おしゃぎり360度ビュー
「村上大祭」で曳かれる山車=「おしゃぎり」
毎年7月7日に行われる村上大祭では旧城下19町内で「おしゃぎり」と呼ばれる山車が曳きまわされる。車輪直径およそ180cm、全高5mを超える大型の二輪山車であり、車体各所に当地伝統の漆工・金工を駆使した装飾が施されているのが特徴である。
城サイトとは一見関係のないコンテンツではあるが、実はこの祭りの発祥は村上城築城と密接にかかわっている。1620年頃、村上城は堀直竒によって大修築されるが、その際、「城から神様を見下ろすのは恐れ多い」として、総鎮守である羽黒神社を、本丸直下(元羽黒)から山居山の中腹(現在地)に移転している。実際のところは城下の都市計画の再編によるものであろうが、ともあれ、この遷宮を祝って城下の町民が大八車を引き出して練り歩いたのが、現在に続く村上大祭の発祥である。
当初は引き回される屋台も素朴なものであったろうが、次第に装飾も華美となり大型化していく。寛文年間に記された「松平大和守日記」には、女中たちと祭を見物した記録が出てくるし、1700年代中盤の「村上町年行事所日記」にも、殿様の奥方が毎年のように祭り見物のため隅櫓に登った…との記録が残されている。これらを踏まえて考えると、享保年間ごろには現在のようなスタイルに落ち着いたと考えられている。(しまいには新造予定のおしゃぎりが華美過ぎると、藩当局から注意を受ける事態にもなっている)なお、現存する最古のおしゃぎりは、宝暦10年(1760年)製の肴町の屋台である。
城下町で引き回すのに適した構造
というわけで今回は、古い形態を残す塩町のおしゃぎりを参考に3Dモデルを制作した。あくまで概念的な形状として制作しているので、部分によっては他町内の意匠を参考にしたり、データの軽量化のため細部を簡略化した箇所も多いことを最初にお断りしておきたい。とりあえず、動く寺社建築(?)みたいなおしゃぎりの雰囲気を、多少なりとも感じていただければ幸いである。

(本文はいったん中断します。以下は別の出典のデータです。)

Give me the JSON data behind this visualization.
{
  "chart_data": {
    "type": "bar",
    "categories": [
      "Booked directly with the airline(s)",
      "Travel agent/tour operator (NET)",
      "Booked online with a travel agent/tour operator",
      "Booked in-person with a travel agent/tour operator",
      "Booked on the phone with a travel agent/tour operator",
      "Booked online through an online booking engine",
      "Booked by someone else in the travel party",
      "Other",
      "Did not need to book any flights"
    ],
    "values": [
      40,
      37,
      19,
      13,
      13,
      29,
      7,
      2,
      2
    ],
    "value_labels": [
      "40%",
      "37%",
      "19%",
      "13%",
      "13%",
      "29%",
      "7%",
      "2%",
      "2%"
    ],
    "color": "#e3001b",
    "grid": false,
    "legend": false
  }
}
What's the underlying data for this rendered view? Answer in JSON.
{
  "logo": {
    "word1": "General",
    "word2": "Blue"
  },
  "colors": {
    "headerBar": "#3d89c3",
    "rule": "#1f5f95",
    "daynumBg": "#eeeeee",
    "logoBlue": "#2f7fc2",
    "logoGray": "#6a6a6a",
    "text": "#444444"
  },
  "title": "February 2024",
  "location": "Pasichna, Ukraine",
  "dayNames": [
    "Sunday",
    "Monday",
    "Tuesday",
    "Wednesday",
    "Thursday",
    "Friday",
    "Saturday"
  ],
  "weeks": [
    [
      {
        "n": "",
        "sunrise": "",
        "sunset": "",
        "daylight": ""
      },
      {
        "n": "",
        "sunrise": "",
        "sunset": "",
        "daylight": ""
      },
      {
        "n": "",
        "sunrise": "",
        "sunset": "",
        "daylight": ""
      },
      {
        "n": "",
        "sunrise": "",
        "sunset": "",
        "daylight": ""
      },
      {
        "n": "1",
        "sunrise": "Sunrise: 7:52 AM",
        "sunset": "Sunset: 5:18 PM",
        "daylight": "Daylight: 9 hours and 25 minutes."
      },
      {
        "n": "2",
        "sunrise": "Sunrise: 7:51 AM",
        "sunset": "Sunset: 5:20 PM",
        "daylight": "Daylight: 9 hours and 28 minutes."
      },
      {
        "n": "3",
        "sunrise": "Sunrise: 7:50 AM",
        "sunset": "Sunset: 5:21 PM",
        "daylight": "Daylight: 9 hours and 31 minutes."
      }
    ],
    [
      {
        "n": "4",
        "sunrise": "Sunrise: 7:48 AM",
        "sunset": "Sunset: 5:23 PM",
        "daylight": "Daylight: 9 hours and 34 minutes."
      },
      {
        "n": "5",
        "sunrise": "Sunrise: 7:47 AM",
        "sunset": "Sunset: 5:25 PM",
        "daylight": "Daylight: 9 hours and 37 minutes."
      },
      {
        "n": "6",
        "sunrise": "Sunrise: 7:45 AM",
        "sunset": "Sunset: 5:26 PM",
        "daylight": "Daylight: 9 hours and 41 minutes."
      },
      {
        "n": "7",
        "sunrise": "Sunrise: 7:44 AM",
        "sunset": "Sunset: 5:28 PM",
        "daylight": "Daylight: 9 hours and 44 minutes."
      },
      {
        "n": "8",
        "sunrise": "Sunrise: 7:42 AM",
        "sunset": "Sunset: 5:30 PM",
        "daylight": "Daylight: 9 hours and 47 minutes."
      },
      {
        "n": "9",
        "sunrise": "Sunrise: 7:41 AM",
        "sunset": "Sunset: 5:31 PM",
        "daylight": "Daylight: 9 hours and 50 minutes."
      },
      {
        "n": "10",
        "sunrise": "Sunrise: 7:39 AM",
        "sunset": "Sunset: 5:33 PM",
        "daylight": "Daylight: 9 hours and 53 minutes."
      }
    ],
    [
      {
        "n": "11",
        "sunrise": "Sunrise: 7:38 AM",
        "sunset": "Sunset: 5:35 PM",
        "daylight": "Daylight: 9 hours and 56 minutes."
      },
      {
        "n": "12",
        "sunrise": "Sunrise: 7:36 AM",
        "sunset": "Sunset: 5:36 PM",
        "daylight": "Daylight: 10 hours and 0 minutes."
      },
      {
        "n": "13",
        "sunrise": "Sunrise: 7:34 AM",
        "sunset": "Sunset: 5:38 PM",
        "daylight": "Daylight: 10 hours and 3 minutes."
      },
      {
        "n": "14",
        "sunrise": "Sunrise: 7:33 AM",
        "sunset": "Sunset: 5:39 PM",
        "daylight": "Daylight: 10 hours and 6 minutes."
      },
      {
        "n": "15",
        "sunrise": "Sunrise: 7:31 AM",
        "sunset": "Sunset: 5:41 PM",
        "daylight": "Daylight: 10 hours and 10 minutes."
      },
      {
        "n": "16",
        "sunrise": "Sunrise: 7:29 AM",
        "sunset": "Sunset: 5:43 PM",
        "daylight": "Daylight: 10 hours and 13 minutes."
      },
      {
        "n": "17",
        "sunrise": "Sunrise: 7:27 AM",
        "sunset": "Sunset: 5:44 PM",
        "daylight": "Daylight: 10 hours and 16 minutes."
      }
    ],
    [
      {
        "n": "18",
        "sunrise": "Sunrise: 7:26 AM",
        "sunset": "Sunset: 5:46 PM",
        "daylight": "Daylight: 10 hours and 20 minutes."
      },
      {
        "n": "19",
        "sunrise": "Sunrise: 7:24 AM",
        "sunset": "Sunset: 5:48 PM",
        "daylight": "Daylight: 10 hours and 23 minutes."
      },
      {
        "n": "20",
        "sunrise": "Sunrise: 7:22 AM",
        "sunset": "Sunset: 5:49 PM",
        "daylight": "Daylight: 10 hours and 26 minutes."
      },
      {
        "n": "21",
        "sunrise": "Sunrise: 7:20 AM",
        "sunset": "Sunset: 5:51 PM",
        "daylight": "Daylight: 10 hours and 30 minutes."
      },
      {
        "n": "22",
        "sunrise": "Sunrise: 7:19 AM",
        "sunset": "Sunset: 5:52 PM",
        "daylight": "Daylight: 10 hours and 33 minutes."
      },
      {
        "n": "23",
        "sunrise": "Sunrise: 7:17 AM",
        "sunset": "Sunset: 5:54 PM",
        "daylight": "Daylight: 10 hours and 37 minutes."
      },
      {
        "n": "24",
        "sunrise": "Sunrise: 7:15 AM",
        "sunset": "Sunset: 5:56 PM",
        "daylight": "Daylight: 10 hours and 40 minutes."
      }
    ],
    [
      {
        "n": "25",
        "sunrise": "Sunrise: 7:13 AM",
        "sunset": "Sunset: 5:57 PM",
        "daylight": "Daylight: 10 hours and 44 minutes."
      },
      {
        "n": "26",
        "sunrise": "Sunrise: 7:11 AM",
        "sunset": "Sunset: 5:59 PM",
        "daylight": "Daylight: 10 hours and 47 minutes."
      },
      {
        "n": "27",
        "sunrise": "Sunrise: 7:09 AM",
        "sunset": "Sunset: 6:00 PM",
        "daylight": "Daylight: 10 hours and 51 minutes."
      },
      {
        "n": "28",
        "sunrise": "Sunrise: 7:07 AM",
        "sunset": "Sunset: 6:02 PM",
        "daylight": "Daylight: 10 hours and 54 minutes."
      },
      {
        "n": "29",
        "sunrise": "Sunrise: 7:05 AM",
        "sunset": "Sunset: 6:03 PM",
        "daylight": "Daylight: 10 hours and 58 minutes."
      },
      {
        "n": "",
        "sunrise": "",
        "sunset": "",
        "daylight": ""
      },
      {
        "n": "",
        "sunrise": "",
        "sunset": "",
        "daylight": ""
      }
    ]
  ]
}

で、3D化作業をしているうちに気付いたのだが、多くのおしゃぎりは2F部分が1F部分より大きく張り出して作られている。人込みの中でも目立たせる工夫であろうが、築造年代が下るほど、2F部分の張り出しは大きくなるようだ。また、大八車に由来する2輪という基本的なスタイルも、狭い街路で頻繁に方向転換するには都合のいい構造である。こういった部分にも、城下町の祭礼で用いる山車としての性格が伺える。